For long-horizon retirement investors, Walmart Inc.

(WMT) is the stronger choice — it scores higher on the combination of lower volatility, dividend reliability, and long-term compounding (low volatility (β 0. 01), 0. 8% yield, +434. 3% 10Y return). Nocera, Inc. (NCRA) carries a higher beta of 1. 68 — meaning larger drawdowns in market downturns, which matters significantly when you cannot wait years for a recovery. Both have compounded well over 10 years (WMT: +434. 3%, NCRA: -97. 4%), confirming both are viable long-term holds — but the lower-volatility option typically results in less emotional selling during corrections. Retirement portfolios generally favour predictability over maximum returns. Consult a financial advisor before making allocation decisions.

10

What are the main differences between NCRA and WMT and JPM and BAC and TGT?

These companies operate in different sectors (NCRA (Consumer Defensive) and WMT (Consumer Defensive) and JPM (Financial Services) and BAC (Financial Services) and TGT (Consumer Defensive)), which means they face different economic cycles, regulatory environments, and macro sensitivities — making direct comparison nuanced.

In terms of investment character: NCRA is a small-cap quality compounder stock; WMT is a large-cap quality compounder stock; JPM is a large-cap deep-value stock; BAC is a large-cap deep-value stock; TGT is a mid-cap deep-value stock.

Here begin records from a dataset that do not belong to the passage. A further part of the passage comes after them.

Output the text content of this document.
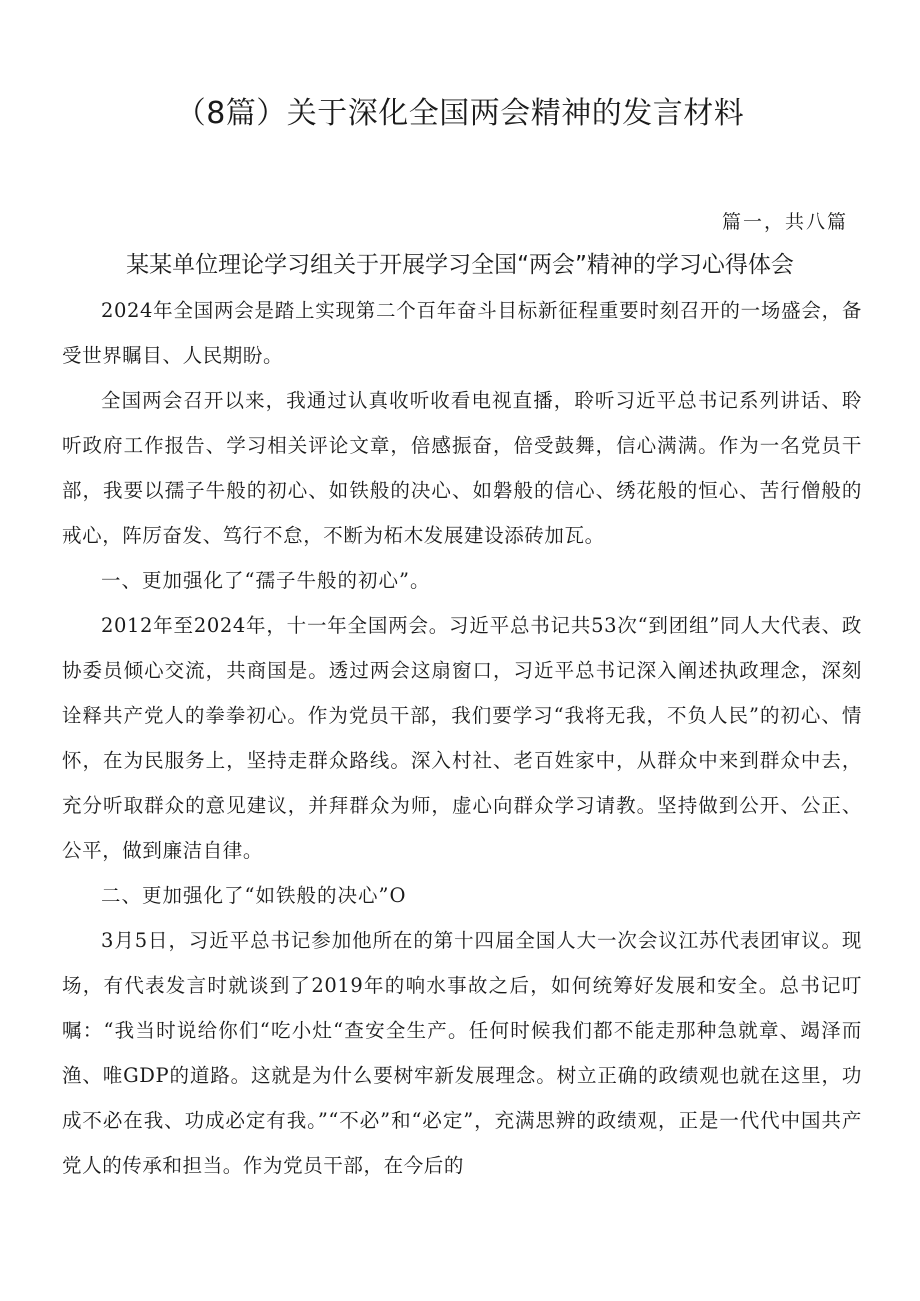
（8篇）关于深化全国两会精神的发言材料
篇一，共八篇
某某单位理论学习组关于开展学习全国“两会”精神的学习心得体会

2024年全国两会是踏上实现第二个百年奋斗目标新征程重要时刻召开的一场盛会，备受世界瞩目、人民期盼。

全国两会召开以来，我通过认真收听收看电视直播，聆听习近平总书记系列讲话、聆听政府工作报告、学习相关评论文章，倍感振奋，倍受鼓舞，信心满满。作为一名党员干部，我要以孺子牛般的初心、如铁般的决心、如磐般的信心、绣花般的恒心、苦行僧般的戒心，阵厉奋发、笃行不怠，不断为柘木发展建设添砖加瓦。

一、更加强化了“孺子牛般的初心”。

2012年至2024年，十一年全国两会。习近平总书记共53次“到团组”同人大代表、政协委员倾心交流，共商国是。透过两会这扇窗口，习近平总书记深入阐述执政理念，深刻诠释共产党人的拳拳初心。作为党员干部，我们要学习“我将无我，不负人民”的初心、情怀，在为民服务上，坚持走群众路线。深入村社、老百姓家中，从群众中来到群众中去，充分听取群众的意见建议，并拜群众为师，虚心向群众学习请教。坚持做到公开、公正、公平，做到廉洁自律。

二、更加强化了“如铁般的决心”O

3月5日，习近平总书记参加他所在的第十四届全国人大一次会议江苏代表团审议。现场，有代表发言时就谈到了2019年的响水事故之后，如何统筹好发展和安全。总书记叮嘱：“我当时说给你们“吃小灶“查安全生产。任何时候我们都不能走那种急就章、竭泽而渔、唯GDP的道路。这就是为什么要树牢新发展理念。树立正确的政绩观也就在这里，功成不必在我、功成必定有我。”“不必”和“必定”，充满思辨的政绩观，正是一代代中国共产党人的传承和担当。作为党员干部，在今后的
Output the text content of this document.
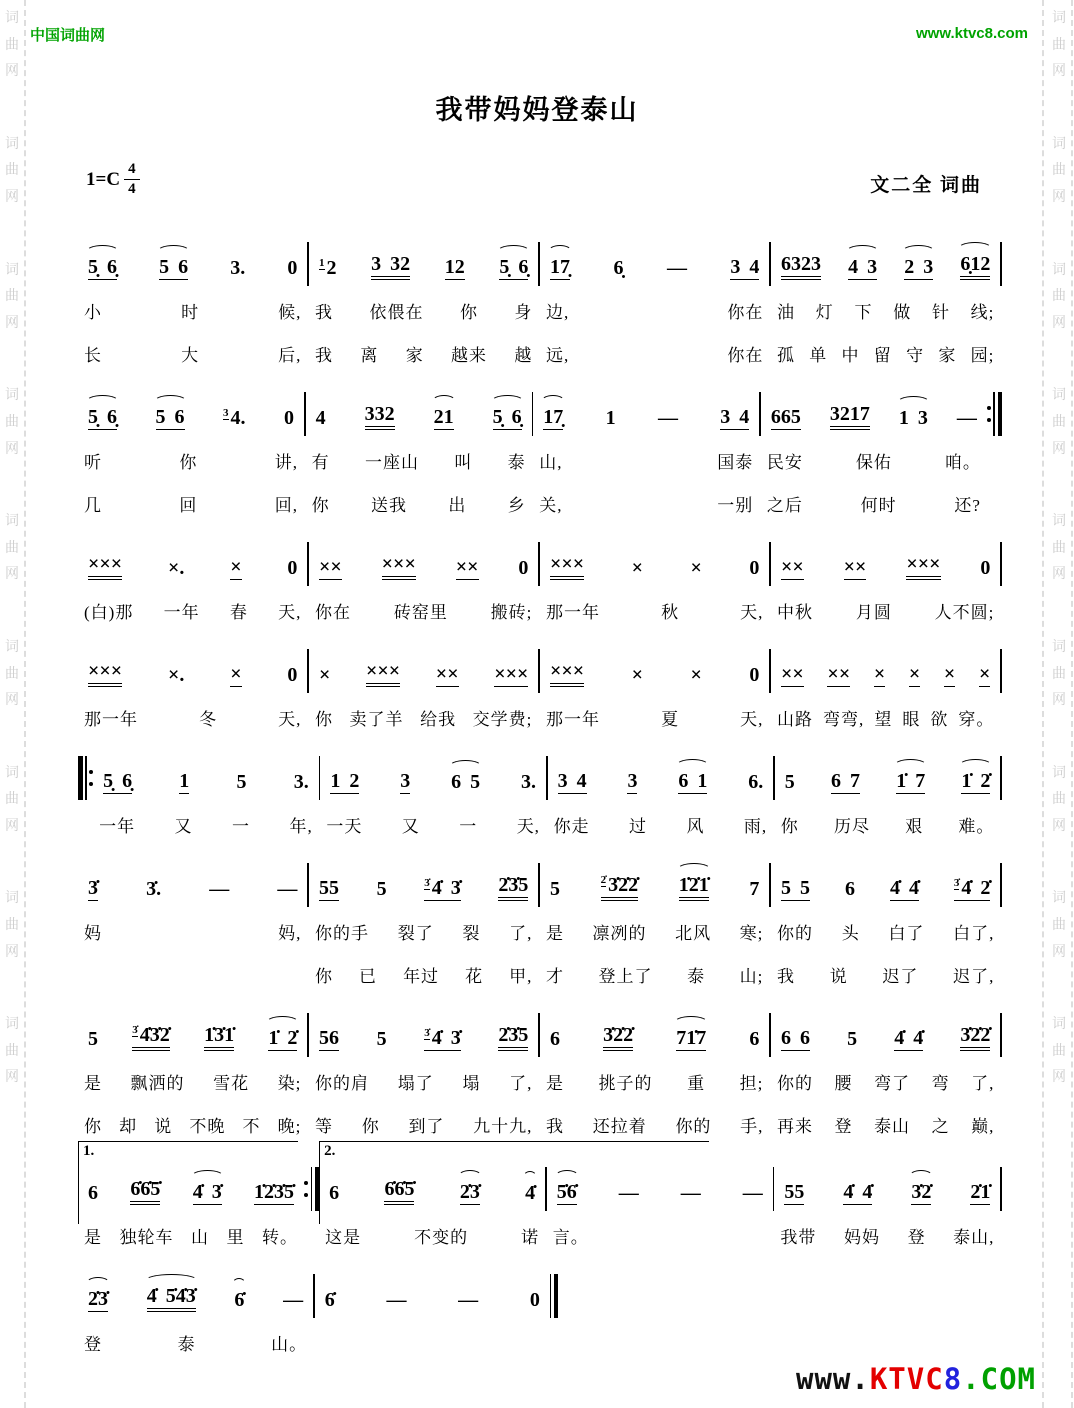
词
曲
网
词
曲
网
词
曲
网
词
曲
网
词
曲
网
词
曲
网
词
曲
网
词
曲
网
词
曲
网
词
曲
网
词
曲
网
词
曲
网
词
曲
网
词
曲
网
词
曲
网
词
曲
网
词
曲
网
词
曲
网
中国词曲网	www.ktvc8.com
我带妈妈登泰山
$1=C \frac{4}{4}$	文二全 词曲
5̣ 6̣ 5 6 3. 0
小	时	候,
长	大	后,
$^1$ 2 3 32 12 5̣ 6̣
我 依偎在 你 身
我 离 家 越来 越
17̣ 6̣ — 3 4
边,	你在
远,	你在
6323 4 3 2 3 6̣12
油 灯 下 做 针 线;
孤 单 中 留 守 家 园;
5̣ 6̣ 5 6	$^3$ 4. 0
听	你	讲,
几	回	回,
4 332 21 5̣ 6̣
有 一座山 叫 泰
你 送我 出 乡
17̣ 1 — 3 4
山,	国泰
关,	一别
665 3217 1 3 —
民安	保佑	咱。
之后	何时	还?
××× ×. × 0
(白)那 一年 春 天,
×× ××× ×× 0
你在	砖窑里	搬砖;
××× × × 0
那一年	秋	天,
×× ×× ××× 0
中秋	月圆	人不圆;
××× ×. × 0
那一年	冬	天,
× ××× ×× ×××
你 卖了羊 给我 交学费;
××× × × 0
那一年	夏	天,
×× ×× × × × ×
山路 弯弯, 望 眼 欲 穿。
5̣ 6̣ 1 5 3.
一年 又 一 年,
1 2 3 6 5 3.
一天 又 一 天,
3 4 3 6 1 6.
你走 过 风 雨,
5 6 7 1̇ 7 1̇ 2̇
你 历尽 艰 难。
3̇ 3̇. — —
妈	妈,
55 5	$^{3̇}$ 4̇ 3̇ 2̇3̇5
你的手 裂了 裂 了,
你 已 年过 花 甲,
5	$^{2̇}$ 3̇2̇2̇ 1̇2̇1̇ 7
是 凛冽的 北风 寒;
才 登上了 泰 山;
5 5 6 4̇ 4̇	$^{3̇}$ 4̇ 2̇
你的 头 白了 白了,
我 说 迟了 迟了,
5	$^{3̇}$ 4̇3̇2̇ 1̇3̇1̇ 1̇ 2̇
是 飘洒的 雪花 染;
你 却 说 不晚 不 晚;
56 5	$^{3̇}$ 4̇ 3̇ 2̇3̇5
你的肩 塌了 塌 了,
等 你 到了 九十九,
6 3̇2̇2̇ 71̇7 6
是 挑子的 重 担;
我 还拉着 你的 手,
6 6 5 4̇ 4̇ 3̇2̇2̇
你的 腰 弯了 弯 了,
再来 登 泰山 之 巅,
1.
6 6̇6̇5̇ 4̇ 3̇ 1̇2̇3̇5̇
是 独轮车 山 里 转。
2.
6 6̇6̇5̇ 2̇3̇ 4̇
这是	不变的	诺
5̇6̇ — — —
言。
55 4̇ 4̇ 3̇2̇ 2̇1̇
我带 妈妈 登 泰山,
2̇3̇ 4̇ 5̇4̇3̇ 6̇ —
登	泰	山。
6̇	—	—	0
www.KTVC8.COM
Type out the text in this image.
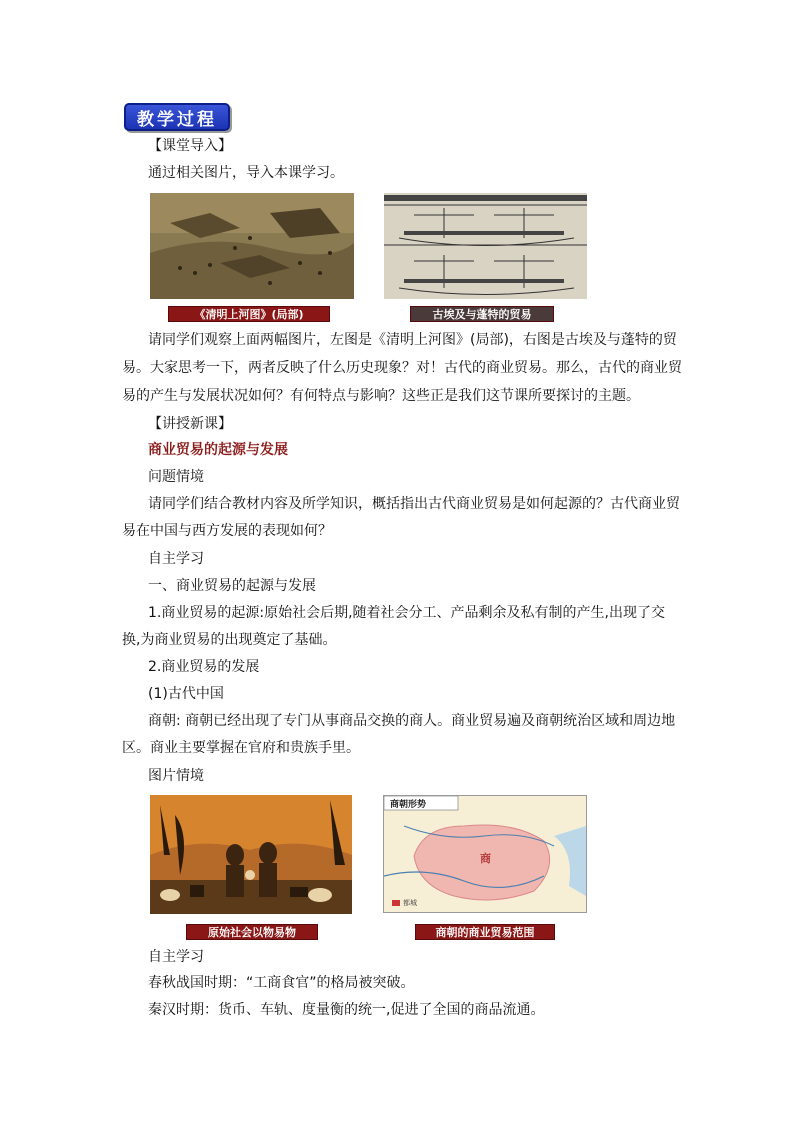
教学过程
【课堂导入】
通过相关图片，导入本课学习。
《清明上河图》(局部)	古埃及与蓬特的贸易
请同学们观察上面两幅图片，左图是《清明上河图》(局部)，右图是古埃及与蓬特的贸
易。大家思考一下，两者反映了什么历史现象？对！古代的商业贸易。那么，古代的商业贸
易的产生与发展状况如何？有何特点与影响？这些正是我们这节课所要探讨的主题。
【讲授新课】
商业贸易的起源与发展
问题情境
请同学们结合教材内容及所学知识，概括指出古代商业贸易是如何起源的？古代商业贸
易在中国与西方发展的表现如何？
自主学习
一、商业贸易的起源与发展
1.商业贸易的起源:原始社会后期,随着社会分工、产品剩余及私有制的产生,出现了交
换,为商业贸易的出现奠定了基础。
2.商业贸易的发展
(1)古代中国
商朝: 商朝已经出现了专门从事商品交换的商人。商业贸易遍及商朝统治区域和周边地
区。商业主要掌握在官府和贵族手里。
图片情境
原始社会以物易物
商朝形势
商
都城
商朝的商业贸易范围
自主学习
春秋战国时期：“工商食官”的格局被突破。
秦汉时期：货币、车轨、度量衡的统一,促进了全国的商品流通。
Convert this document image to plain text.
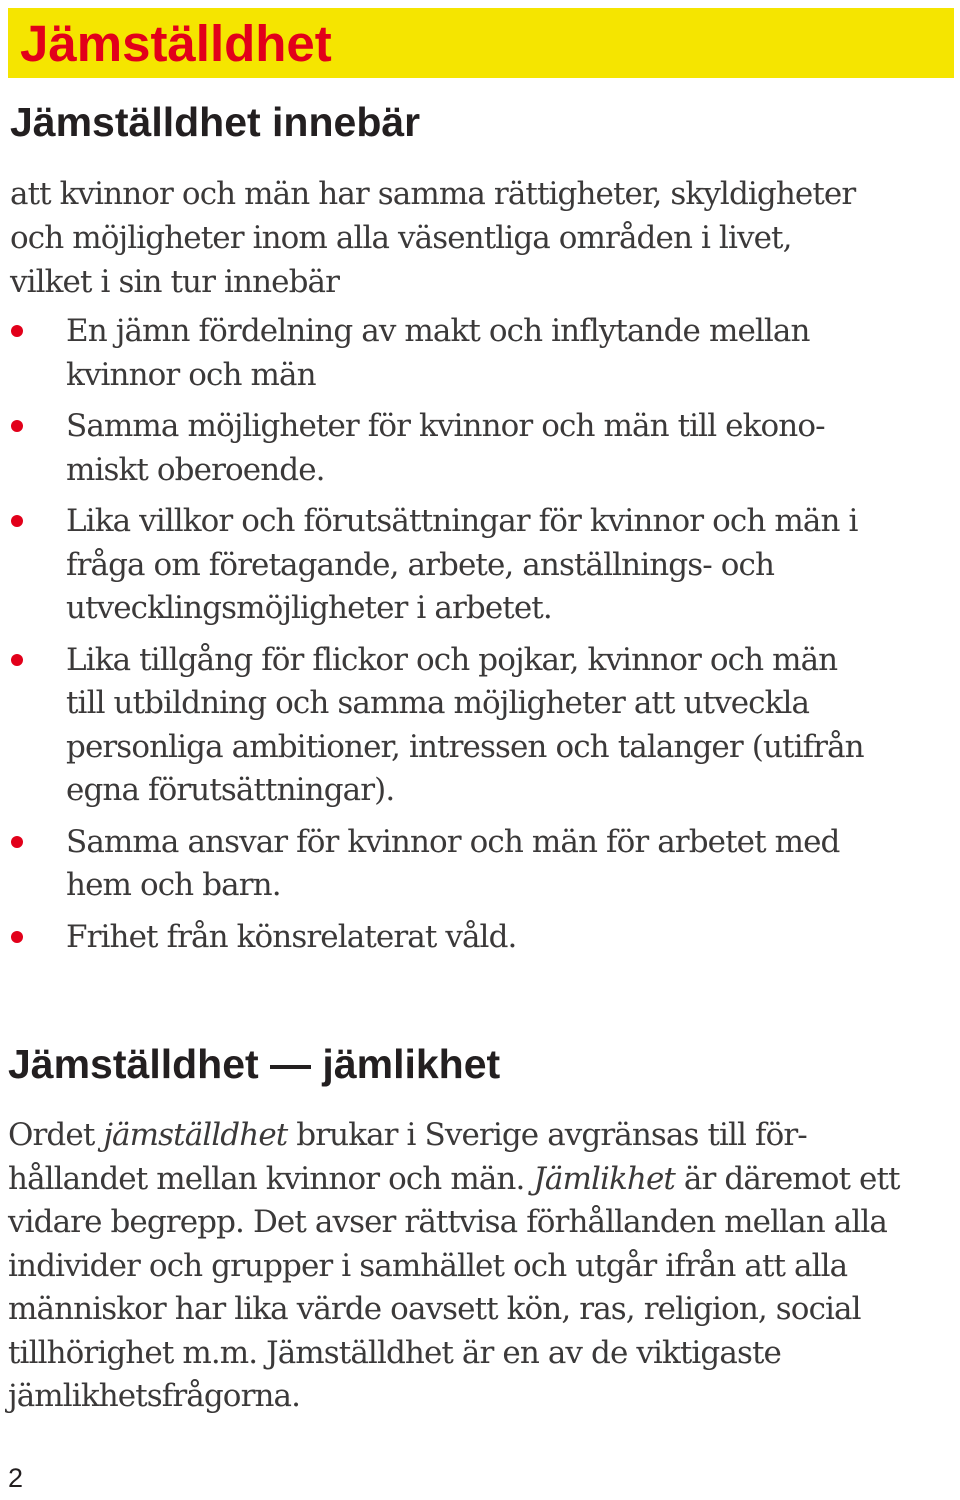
Jämställdhet
Jämställdhet innebär

att kvinnor och män har samma rättigheter, skyldigheter
och möjligheter inom alla väsentliga områden i livet,
vilket i sin tur innebär

En jämn fördelning av makt och inflytande mellan
kvinnor och män
Samma möjligheter för kvinnor och män till ekono-
miskt oberoende.
Lika villkor och förutsättningar för kvinnor och män i
fråga om företagande, arbete, anställnings- och
utvecklingsmöjligheter i arbetet.
Lika tillgång för flickor och pojkar, kvinnor och män
till utbildning och samma möjligheter att utveckla
personliga ambitioner, intressen och talanger (utifrån
egna förutsättningar).
Samma ansvar för kvinnor och män för arbetet med
hem och barn.
Frihet från könsrelaterat våld.
Jämställdhet — jämlikhet

Ordet jämställdhet brukar i Sverige avgränsas till för-
hållandet mellan kvinnor och män. Jämlikhet är däremot ett
vidare begrepp. Det avser rättvisa förhållanden mellan alla
individer och grupper i samhället och utgår ifrån att alla
människor har lika värde oavsett kön, ras, religion, social
tillhörighet m.m. Jämställdhet är en av de viktigaste
jämlikhetsfrågorna.

2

WMT, JPM, BAC, TGT pay a dividend while NCRA does not, making them suitable for different income and tax situations. These fundamental differences mean investors should not choose between them on a single metric — the "better stock" depends entirely on which of these characteristics aligns with your investment strategy.